To prove the given expression:
[1 + cotA - cosecA] [1 + tanA + secA] = 2
We can start by simplifying each term individually and then multiply the simplified expressions:
1 + cotA - cosecA = (sinA/cosA + cosA/sinA) - (1/sinA)
1 + cotA - cosecA = (sinA + cos^2A - 1) / (cosA * sinA)
Similarly,
1 + tanA + secA = (sinA/cosA + sinA/cosA) + (1/cosA)
1 + tanA + secA = (sin^2A + 2cosA + cos^2A) / (cosA * sinA)
Now, let's multiply both expressions:
[(sinA + cos^2A - 1) / (cosA * sinA)] * [(sin^2A + 2cosA + cos^2A) / (cosA * sinA)]
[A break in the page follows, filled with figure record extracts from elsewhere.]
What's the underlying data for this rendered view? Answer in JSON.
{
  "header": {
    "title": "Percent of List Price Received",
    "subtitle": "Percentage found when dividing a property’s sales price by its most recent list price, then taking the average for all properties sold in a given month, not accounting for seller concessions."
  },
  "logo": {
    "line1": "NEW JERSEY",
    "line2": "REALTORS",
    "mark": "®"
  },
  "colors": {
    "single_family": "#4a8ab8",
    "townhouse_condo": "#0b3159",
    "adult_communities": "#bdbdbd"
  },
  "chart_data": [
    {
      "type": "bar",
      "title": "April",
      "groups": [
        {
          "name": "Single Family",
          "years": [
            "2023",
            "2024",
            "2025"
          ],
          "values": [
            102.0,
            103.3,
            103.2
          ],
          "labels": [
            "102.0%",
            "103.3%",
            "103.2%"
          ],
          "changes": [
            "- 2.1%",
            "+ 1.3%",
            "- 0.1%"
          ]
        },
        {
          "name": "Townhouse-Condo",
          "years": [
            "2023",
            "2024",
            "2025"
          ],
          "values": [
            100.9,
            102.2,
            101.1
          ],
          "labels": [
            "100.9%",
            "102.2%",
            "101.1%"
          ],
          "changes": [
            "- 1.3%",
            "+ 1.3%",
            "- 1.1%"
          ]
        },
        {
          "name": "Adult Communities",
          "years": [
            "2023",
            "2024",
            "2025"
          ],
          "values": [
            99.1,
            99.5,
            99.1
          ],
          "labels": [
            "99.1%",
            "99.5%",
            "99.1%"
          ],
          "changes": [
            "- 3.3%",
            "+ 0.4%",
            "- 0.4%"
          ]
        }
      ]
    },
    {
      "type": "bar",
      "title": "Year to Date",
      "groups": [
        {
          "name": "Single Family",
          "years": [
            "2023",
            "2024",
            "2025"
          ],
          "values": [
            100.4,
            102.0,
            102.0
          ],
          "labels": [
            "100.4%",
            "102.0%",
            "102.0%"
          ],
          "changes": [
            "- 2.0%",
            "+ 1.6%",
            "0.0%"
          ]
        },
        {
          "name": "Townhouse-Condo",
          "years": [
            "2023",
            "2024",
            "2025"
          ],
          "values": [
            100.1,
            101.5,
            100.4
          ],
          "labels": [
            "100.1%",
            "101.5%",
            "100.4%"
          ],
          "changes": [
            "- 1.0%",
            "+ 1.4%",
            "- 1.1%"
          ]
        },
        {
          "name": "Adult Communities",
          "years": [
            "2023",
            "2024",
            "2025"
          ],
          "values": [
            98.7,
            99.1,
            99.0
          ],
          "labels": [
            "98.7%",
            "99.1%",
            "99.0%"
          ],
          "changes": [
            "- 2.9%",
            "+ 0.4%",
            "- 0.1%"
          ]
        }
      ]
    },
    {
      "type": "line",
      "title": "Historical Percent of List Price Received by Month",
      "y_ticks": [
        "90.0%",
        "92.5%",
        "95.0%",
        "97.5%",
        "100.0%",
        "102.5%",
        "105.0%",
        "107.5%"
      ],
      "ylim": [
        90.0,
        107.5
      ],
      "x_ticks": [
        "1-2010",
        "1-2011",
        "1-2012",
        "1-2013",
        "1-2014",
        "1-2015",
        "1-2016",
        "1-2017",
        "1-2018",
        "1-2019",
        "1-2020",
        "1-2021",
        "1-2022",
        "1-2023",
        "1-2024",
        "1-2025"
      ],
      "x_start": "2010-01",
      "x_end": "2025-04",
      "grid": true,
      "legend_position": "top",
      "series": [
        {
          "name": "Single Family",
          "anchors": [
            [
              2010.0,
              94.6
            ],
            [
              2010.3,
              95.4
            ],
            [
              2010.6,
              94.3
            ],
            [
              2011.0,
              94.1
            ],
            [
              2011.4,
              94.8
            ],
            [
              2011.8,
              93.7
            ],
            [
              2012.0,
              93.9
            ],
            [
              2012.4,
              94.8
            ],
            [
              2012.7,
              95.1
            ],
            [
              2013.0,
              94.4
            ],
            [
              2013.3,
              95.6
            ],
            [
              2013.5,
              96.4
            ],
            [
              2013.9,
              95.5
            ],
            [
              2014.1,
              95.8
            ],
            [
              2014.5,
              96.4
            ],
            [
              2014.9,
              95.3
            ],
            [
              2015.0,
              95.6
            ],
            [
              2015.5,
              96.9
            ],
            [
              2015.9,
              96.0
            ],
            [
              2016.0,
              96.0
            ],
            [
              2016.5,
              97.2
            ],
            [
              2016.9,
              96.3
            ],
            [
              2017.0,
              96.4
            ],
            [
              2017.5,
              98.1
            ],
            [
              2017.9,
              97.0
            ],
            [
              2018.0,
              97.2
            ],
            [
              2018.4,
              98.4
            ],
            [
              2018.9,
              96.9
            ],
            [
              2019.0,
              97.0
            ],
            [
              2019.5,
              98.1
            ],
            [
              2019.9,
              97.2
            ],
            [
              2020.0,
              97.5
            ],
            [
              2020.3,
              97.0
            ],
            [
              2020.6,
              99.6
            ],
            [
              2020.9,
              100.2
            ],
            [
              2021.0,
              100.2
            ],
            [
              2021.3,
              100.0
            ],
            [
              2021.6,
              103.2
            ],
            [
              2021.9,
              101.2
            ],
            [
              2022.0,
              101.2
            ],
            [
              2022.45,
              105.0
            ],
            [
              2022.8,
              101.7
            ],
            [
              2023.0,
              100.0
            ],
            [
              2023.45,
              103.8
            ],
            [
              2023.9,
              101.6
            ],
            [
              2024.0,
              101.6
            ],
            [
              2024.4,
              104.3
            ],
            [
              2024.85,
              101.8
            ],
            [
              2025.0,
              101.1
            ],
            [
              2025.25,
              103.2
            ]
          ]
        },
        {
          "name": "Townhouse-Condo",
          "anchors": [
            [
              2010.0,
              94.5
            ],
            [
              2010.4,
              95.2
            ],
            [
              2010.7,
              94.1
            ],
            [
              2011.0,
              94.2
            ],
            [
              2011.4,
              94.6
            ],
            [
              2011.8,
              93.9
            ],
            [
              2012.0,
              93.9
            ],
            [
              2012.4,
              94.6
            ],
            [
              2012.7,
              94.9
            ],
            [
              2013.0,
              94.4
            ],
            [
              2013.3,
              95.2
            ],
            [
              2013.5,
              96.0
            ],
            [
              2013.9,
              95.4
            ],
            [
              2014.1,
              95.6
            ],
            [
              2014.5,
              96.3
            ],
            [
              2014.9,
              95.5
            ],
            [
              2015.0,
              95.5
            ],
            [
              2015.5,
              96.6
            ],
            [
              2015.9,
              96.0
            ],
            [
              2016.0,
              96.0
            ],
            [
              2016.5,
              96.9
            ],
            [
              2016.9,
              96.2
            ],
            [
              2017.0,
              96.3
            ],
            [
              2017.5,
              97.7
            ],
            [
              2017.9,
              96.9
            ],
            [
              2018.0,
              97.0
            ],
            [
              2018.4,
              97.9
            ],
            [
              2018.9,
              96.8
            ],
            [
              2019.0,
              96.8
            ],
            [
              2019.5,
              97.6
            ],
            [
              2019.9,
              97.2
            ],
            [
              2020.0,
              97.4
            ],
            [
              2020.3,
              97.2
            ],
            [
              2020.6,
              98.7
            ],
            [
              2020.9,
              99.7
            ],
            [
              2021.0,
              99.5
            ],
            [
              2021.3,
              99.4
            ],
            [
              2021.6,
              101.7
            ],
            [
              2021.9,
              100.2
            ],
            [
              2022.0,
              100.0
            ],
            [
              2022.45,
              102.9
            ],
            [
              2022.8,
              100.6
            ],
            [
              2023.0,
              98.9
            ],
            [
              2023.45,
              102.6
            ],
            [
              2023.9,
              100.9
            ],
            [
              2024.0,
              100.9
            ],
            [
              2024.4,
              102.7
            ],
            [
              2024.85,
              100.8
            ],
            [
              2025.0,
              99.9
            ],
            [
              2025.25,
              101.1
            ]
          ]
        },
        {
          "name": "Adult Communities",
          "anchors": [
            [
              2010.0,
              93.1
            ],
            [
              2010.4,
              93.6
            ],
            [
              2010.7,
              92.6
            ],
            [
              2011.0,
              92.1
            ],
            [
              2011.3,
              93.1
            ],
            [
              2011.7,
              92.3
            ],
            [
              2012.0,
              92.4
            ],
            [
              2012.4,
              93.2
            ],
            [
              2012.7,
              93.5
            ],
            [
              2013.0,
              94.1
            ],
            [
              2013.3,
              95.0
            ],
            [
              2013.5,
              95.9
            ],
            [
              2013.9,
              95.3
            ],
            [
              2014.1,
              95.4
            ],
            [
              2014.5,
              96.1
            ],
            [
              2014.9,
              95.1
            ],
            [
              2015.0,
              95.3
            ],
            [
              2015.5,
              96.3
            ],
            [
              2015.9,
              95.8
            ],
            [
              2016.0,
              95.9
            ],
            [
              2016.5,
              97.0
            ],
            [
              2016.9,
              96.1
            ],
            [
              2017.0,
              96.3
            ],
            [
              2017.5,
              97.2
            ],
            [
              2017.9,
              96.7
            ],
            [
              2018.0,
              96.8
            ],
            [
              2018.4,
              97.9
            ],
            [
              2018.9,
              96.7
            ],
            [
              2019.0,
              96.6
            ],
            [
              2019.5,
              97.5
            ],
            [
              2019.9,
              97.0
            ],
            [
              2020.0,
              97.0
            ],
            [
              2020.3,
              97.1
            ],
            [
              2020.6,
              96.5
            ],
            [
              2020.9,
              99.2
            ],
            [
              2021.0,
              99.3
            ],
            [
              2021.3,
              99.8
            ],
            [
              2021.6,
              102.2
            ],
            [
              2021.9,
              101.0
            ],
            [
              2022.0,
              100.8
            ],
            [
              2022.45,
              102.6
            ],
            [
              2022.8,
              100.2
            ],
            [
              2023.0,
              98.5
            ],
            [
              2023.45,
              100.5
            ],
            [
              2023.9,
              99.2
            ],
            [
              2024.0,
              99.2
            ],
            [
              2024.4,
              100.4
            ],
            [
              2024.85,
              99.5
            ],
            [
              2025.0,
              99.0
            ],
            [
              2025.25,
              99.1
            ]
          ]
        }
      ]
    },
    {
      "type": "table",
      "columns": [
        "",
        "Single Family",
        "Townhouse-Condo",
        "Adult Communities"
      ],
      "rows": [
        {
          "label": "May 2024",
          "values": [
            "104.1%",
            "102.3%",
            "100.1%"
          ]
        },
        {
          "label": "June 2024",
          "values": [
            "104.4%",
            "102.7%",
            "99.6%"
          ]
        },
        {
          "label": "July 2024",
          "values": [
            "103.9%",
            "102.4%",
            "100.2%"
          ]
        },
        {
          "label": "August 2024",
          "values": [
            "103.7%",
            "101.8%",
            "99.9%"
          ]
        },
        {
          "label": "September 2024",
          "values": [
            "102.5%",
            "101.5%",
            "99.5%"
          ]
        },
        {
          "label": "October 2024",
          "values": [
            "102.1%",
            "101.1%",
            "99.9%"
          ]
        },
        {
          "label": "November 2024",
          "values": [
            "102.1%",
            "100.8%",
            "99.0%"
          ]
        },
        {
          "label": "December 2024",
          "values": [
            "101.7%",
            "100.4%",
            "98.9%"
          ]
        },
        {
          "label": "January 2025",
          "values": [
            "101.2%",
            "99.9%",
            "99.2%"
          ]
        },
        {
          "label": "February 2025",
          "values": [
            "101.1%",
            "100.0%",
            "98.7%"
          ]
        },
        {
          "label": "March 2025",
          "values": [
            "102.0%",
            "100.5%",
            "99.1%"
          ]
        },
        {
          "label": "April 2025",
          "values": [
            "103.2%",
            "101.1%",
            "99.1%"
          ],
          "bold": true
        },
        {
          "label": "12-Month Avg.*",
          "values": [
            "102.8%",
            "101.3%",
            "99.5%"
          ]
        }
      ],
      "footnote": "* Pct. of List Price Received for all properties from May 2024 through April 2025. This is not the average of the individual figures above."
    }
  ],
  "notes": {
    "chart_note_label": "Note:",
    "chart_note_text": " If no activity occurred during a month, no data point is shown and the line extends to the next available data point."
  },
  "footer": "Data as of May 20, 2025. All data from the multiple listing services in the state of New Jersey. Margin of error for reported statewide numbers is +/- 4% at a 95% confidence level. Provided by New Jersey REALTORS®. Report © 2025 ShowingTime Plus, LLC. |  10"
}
To simplify this expression further, we can cancel out common factors:
(sinA + cos^2A - 1) * (sin^2A + 2cosA + cos^2A) / (cosA * sinA)^2
Expanding the brackets:
sinA * sin^2A + 2cosA * sinA + cos^2A * sinA + cos^2A * sin^2A
+ cos^2A * sin^2A + 2cosA * sinA + cosA * sin^2A - sinA - cos^2A + 1
Combining like terms:
sin^3A + 2cosA * sinA + sinA * cos^2A + cos^2A * sin^2A + cos^2A * sin^2A
+ 2cosA * sinA + cosA * sin^2A - sinA - cos^2A + 1
Now, simplify the expression further:
sin^3A + 2cosA * sinA + cosA * sin^2A + 2cosA * sinA + cosA * sin^2A - sinA - cos^2A + 1
Rearranging the terms:
sin^3A + 2cos^2A * sinA + 2cosA * sinA + 2cosA * sinA + cosA * sin^2A - sinA - cos^2A + 1
Combining like terms:
sin^3A + 4cosA * sinA + cosA * sin^2A - sinA - cos^2A + 1
This expression does not simplify directly to 2. Hence, the given expression is not equal to 2.